Mercetaine3.jpgMercetaine's journey began in Haiti in 1991 when she boarded a boat bound for Florida. "Never, never, never say you can't do it. I learned that at African Services. "

Mercetaine’s journey began in 1991 when she landed in Florida after four days at sea. She boarded a boat from Haiti just before the election of President Jean Bertrand Aristede. A year later, the infamous military coup set an international refugee crisis in motion. Nearly three-quarters of the 40,000 people who fled were eventually returned to Haiti.

After arriving, Mercetaine headed to New York City where she lived with extended family. She applied for political asylum and began working, but less than a year later, an immigration judge denied her asylum claim on the grounds that Haiti was safe enough to return. Knowing that chronic political instability and violence in Haiti meant there was no guarantee of personal safety, Mercetaine appealed her case. The process would stretch out over a period of more than ten years.

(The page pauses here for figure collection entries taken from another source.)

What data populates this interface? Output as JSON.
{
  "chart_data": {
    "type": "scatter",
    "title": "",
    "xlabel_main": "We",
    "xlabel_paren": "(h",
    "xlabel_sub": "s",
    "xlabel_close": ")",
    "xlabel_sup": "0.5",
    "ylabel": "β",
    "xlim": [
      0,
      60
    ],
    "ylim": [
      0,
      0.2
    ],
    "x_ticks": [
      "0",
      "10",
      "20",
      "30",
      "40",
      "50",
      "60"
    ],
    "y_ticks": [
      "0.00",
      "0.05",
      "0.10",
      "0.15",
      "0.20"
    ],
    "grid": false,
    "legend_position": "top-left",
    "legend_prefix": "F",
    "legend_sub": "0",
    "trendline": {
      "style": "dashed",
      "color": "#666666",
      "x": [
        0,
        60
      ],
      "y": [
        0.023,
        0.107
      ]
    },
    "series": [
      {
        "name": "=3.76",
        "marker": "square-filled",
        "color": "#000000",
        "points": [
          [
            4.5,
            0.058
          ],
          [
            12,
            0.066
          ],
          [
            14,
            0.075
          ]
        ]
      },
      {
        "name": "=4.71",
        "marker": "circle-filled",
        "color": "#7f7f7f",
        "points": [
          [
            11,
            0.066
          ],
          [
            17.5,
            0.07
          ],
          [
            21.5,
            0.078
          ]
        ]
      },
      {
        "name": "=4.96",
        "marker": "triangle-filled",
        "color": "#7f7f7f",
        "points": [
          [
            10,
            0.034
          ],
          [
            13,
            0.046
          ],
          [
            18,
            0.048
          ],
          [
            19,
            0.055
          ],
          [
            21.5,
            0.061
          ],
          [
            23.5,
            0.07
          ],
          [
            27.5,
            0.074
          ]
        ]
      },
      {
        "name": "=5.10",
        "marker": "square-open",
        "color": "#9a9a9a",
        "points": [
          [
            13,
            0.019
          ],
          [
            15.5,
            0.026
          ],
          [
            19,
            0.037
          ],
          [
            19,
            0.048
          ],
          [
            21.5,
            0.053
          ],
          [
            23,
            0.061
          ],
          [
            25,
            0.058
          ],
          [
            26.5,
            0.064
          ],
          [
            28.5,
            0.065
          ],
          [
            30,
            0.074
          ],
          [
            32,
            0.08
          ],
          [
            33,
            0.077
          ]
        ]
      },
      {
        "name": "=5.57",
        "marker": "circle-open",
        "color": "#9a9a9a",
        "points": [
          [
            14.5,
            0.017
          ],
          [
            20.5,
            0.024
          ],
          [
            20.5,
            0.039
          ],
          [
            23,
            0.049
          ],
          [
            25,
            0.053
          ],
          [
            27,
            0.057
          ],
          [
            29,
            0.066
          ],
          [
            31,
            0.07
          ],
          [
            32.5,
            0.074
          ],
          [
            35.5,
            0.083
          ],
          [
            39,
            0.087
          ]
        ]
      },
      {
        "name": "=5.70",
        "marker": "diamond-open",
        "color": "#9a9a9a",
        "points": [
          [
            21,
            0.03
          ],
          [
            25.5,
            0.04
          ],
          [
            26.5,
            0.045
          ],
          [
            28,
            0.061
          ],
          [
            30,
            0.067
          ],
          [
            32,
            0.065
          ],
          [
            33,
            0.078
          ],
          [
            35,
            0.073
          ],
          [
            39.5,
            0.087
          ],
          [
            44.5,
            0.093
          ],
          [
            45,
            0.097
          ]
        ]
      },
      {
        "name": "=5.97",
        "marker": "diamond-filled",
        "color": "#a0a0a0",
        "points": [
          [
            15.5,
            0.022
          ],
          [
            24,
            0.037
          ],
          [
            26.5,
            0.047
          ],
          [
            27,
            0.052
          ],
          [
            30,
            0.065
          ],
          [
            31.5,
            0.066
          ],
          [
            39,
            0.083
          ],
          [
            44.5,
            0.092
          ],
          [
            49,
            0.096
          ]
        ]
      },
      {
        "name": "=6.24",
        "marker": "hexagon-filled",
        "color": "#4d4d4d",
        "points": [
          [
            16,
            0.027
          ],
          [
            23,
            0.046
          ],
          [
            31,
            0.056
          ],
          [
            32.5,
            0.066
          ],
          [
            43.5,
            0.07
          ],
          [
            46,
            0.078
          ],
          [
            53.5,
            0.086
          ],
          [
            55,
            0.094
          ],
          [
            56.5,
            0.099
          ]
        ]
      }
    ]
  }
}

During that time, Mercetaine suffered a bout of pneumonia and, after a long hospitalization, was diagnosed with HIV in 2001. With her immigration status in limbo, she didn’t think any options would be available to her. In need of emotional support, a social worker at a city hospital suggested she talk to someone at African Services.

Soon after, Mercetaine met Claudette Francois, a case worker at African Services originally from Haiti herself. Claudette helped Mercetaine enroll in ADAP, a program that provides AIDS care for uninsured New Yorkers, and she began attending ACS’s weekly support group for people with HIV. Looking back, Mercetaine says she never could have sustained ARV therapy without the support of other French-speaking women in the group who gave her tips on managing side-effects. “I saw a better life is possible,” she says.

After regaining her health, Mercetaine became increasingly involved at African Services with ESL classes, our women’s advocacy program, and legislative visits to Albany and Washington, D.C. where she spoke to elected officials about issues impacting the lives of immigrants in the U.S. She also began advocating aggressively on her own behalf, working with African Services legal staff on her asylum case.

Through her committed involvement and spirit of volunteerism, Mercetaine has helped build a strong support network among African and Caribbean newcomers at African Services and has spearheaded a fundraising effort among clients. “You have to be good to the people that are good to you,” she says. Among her family, she is known as an outspoken advocate of safe sex and says that her nieces and nephews seek her out for relationship advice, knowing that they’ll never leave without condoms.

And this fall, 16 years after arriving in the U.S., Mercetaine was granted a green card. “Everything is different now,” she says. “Never, never, never say you can’t do it. I learned that at African Services.”